The state of the future
July 14, 2010 by Jerome C. Glenn
As noted in our 2010 State of the Future (the 14th annual report from the Millennium Project, just published), the world is in a race between implementing ever-increasing ways to improve the human condition and the seemingly ever-increasing complexity and scale of global problems.
If current trends in population growth, resource depletion, climate change, terrorism, organized crime, and disease continue and converge over the next 50 to 100 years, it is easy to imagine an unstable world with catastrophic results. However, if current trends in self-organization via future Internets, transnational cooperation, materials science, alternative energy, cognitive science, inter-religious dialogues, synthetic biology, and nanotechnology continue and converge over the next 50 to 100 years, it is easy to imagine a world that works for all.

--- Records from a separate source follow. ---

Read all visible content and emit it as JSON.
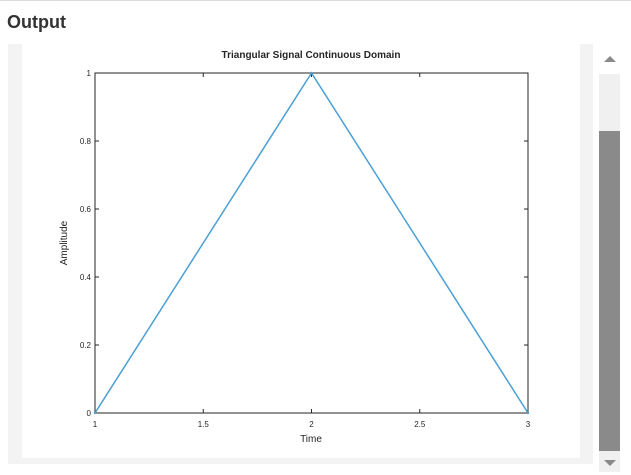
{
  "section": {
    "title": "Output"
  },
  "colors": {
    "line": "#4a9fd4",
    "axis": "#262626",
    "panel": "#f3f3f3",
    "thumb": "#8a8a8a"
  },
  "scrollbar": {
    "up_icon": "triangle-up",
    "down_icon": "triangle-down"
  },
  "chart_data": {
    "type": "line",
    "title": "Triangular Signal Continuous Domain",
    "xlabel": "Time",
    "ylabel": "Amplitude",
    "xlim": [
      1,
      3
    ],
    "ylim": [
      0,
      1
    ],
    "xticks": [
      1,
      1.5,
      2,
      2.5,
      3
    ],
    "xtick_labels": [
      "1",
      "1.5",
      "2",
      "2.5",
      "3"
    ],
    "yticks": [
      0,
      0.2,
      0.4,
      0.6,
      0.8,
      1
    ],
    "ytick_labels": [
      "0",
      "0.2",
      "0.4",
      "0.6",
      "0.8",
      "1"
    ],
    "grid": false,
    "series": [
      {
        "x": [
          1,
          2,
          3
        ],
        "y": [
          0,
          1,
          0
        ]
      }
    ]
  }
}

Fewer children are dying, more children are going to school, people are living longer, the world powers are at peace, and the US and Russia have signed a nuclear weapons reduction treaty. Yet the numbers of malnourished children in Africa and Asia are increasing; education is poorly preparing the next generation for a more knowledge-oriented future; aging populations will overburden the financial capability to provide retirement benefits and health care without new policies; and the sophistication and diversity of terrorism continues to proliferate. The 2010 Peace Index in the report shows that while the risk of war is declining in most areas of the world, violent crime has increased.

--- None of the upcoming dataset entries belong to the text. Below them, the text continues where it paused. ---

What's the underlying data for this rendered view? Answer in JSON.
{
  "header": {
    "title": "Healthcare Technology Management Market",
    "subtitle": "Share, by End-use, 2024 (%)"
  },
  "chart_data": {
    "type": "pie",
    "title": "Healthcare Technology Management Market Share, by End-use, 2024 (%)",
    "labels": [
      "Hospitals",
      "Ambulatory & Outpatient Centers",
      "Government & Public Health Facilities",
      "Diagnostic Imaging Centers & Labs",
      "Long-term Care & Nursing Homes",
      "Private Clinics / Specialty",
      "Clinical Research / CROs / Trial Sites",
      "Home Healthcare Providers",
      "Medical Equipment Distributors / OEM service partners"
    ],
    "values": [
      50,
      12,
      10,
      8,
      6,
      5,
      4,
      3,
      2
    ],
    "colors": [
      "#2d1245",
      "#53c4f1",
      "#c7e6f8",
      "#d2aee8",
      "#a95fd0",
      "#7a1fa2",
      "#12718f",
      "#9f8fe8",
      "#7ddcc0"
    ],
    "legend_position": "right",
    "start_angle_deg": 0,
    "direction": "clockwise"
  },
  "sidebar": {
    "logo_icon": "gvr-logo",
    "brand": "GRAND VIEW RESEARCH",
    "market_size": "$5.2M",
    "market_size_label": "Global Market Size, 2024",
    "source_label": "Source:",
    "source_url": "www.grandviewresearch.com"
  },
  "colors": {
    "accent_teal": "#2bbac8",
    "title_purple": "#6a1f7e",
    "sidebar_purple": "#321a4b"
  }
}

Our study has found eight specific problem areas where things are getting worse: Global Surface Temperature Anomalies, People Voting in Elections (% population of voting age for 15 largest countries), Unemployment (% of total labor force), Fossil fuel energy consumption (% of total), Levels of Corruption (15 largest countries), People killed or injured in terrorist attacks (number), and Refugee population by country or territory of asylum.